Saturday, March 12, 2011

[PEÑABLANCA] When They Said “Full” It Wasn’t a Joke

It was still early and I was still full of Chowking, but it was time to cross out an activity from my list and I decided that activity to be Callao Cave. The driver already stationed and waiting for passengers in front of the cathedral was old and only spoke Ilokano. Fearing we might end up in Baguio, I excused myself and looked for another Quadsi. I found one, who I think overcharged me by asking for 20 pesos when the distance covered was not that long. He took me to a parking lot teeming with jeep and more Quadsi. The jeeps were all full. By full I mean as in up to the roof. They take the term overloading to a whole new level here. I am adventurous but I don't welcome the idea of being asked to ride on the wheels.

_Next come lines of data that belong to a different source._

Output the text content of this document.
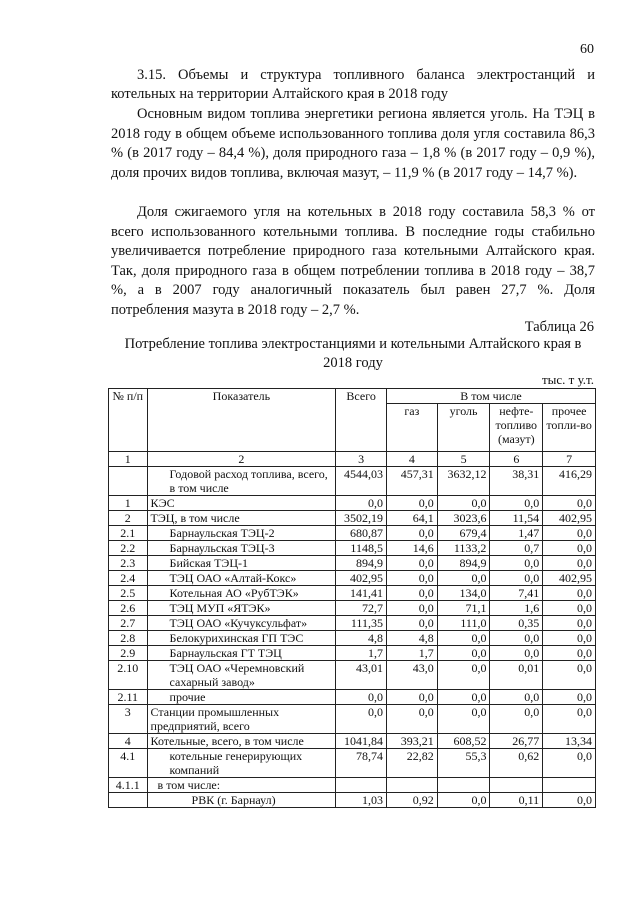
60
3.15. Объемы и структура топливного баланса электростанций и котельных на территории Алтайского края в 2018 году
Основным видом топлива энергетики региона является уголь. На ТЭЦ в 2018 году в общем объеме использованного топлива доля угля составила 86,3 % (в 2017 году – 84,4 %), доля природного газа – 1,8 % (в 2017 году – 0,9 %), доля прочих видов топлива, включая мазут, – 11,9 % (в 2017 году – 14,7 %).
Доля сжигаемого угля на котельных в 2018 году составила 58,3 % от всего использованного котельными топлива. В последние годы стабильно увеличивается потребление природного газа котельными Алтайского края. Так, доля природного газа в общем потреблении топлива в 2018 году – 38,7 %, а в 2007 году аналогичный показатель был равен 27,7 %. Доля потребления мазута в 2018 году – 2,7 %.
Таблица 26
Потребление топлива электростанциями и котельными Алтайского края в 2018 году
тыс. т у.т.
№ п/п	Показатель	Всего	В том числе			
			газ	уголь	нефте-топливо (мазут)	прочее топли-во
1	2	3	4	5	6	7
	Годовой расход топлива, всего, в том числе	4544,03	457,31	3632,12	38,31	416,29
1	КЭС	0,0	0,0	0,0	0,0	0,0
2	ТЭЦ, в том числе	3502,19	64,1	3023,6	11,54	402,95
2.1	Барнаульская ТЭЦ-2	680,87	0,0	679,4	1,47	0,0
2.2	Барнаульская ТЭЦ-3	1148,5	14,6	1133,2	0,7	0,0
2.3	Бийская ТЭЦ-1	894,9	0,0	894,9	0,0	0,0
2.4	ТЭЦ ОАО «Алтай-Кокс»	402,95	0,0	0,0	0,0	402,95
2.5	Котельная АО «РубТЭК»	141,41	0,0	134,0	7,41	0,0
2.6	ТЭЦ МУП «ЯТЭК»	72,7	0,0	71,1	1,6	0,0
2.7	ТЭЦ ОАО «Кучуксульфат»	111,35	0,0	111,0	0,35	0,0
2.8	Белокурихинская ГП ТЭС	4,8	4,8	0,0	0,0	0,0
2.9	Барнаульская ГТ ТЭЦ	1,7	1,7	0,0	0,0	0,0
2.10	ТЭЦ ОАО «Черемновский сахарный завод»	43,01	43,0	0,0	0,01	0,0
2.11	прочие	0,0	0,0	0,0	0,0	0,0
3	Станции промышленных предприятий, всего	0,0	0,0	0,0	0,0	0,0
4	Котельные, всего, в том числе	1041,84	393,21	608,52	26,77	13,34
4.1	котельные генерирующих компаний	78,74	22,82	55,3	0,62	0,0
4.1.1	в том числе:					
	РВК (г. Барнаул)	1,03	0,92	0,0	0,11	0,0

The Quadsi said 35 pesos per passenger but we had to wait for seven people. Three people can fit inside with one getting an instant scoliosis. Two people can sit behind the driver. Where do the other two actually position themselves? Roof again? Wow, enigma of the day! Unfortunately, I was not able to find out because I decided to listen to the jeering of another driver asking me to pay for seven people so we could leave at once. The prospect of more tourists going to the caves via Quadsi seemed dim at that time. Fine, I would shoulder the cost! 245 pesos and that was not round trip, by the way. The joy of traveling alone!

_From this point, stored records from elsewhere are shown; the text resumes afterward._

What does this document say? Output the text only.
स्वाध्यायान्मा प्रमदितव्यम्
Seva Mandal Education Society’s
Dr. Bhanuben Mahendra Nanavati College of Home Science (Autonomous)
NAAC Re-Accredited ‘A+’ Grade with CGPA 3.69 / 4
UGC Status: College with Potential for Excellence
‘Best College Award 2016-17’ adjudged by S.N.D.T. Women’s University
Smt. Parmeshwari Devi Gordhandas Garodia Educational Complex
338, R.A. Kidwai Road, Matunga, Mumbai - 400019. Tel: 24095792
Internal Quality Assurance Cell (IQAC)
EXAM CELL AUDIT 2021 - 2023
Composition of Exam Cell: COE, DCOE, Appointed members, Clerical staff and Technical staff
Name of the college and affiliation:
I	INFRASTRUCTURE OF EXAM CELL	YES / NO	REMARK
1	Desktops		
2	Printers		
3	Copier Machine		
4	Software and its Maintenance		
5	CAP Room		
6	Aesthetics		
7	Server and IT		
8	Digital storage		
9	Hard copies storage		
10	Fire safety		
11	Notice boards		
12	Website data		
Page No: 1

The whole trip to the cave, which includes crossing the Pinacanauan River and a 148-step hike, takes around an hour. Common sense would tell you that it would be dark inside the cave but the awesome part is that this particular cave welcomes a lot of sunlight in seven chambers, which means you might not need a flashlight if you visit while the sun is still up. However, there is a circadian migration of bats every sundown, which is always a sight to behold as told by locals. I did not get to experience this (watching the event, not flying with the bats). My suggestion is to plan your itinerary accordingly if you want to witness it.

A kid suddenly boarded the boat and started talking about random trivia of the province and the cave in particular. I do not remember asking for a guide, although having one is not that bad either. The kid’s name is Andoy and he told me that they are trained by the local government as tourist guides. He actually came in handy since I just lazed around when I was supposed to be doing research of the place. The kid sufficed as a good substitute for Google.

The boat ride won't take 15 minutes. On the other side, you trek a flight of steps leading to the registration area where you pay a 20-peso fee for the cave entrance and write your name on their log book. No, this is not for stalking purposes. I understand that in this era of quick information it is a bit difficult to trust people but that log book is for your own safety. Just in case a cave troll decides to eat you, at least your relatives would know where to look for your bones.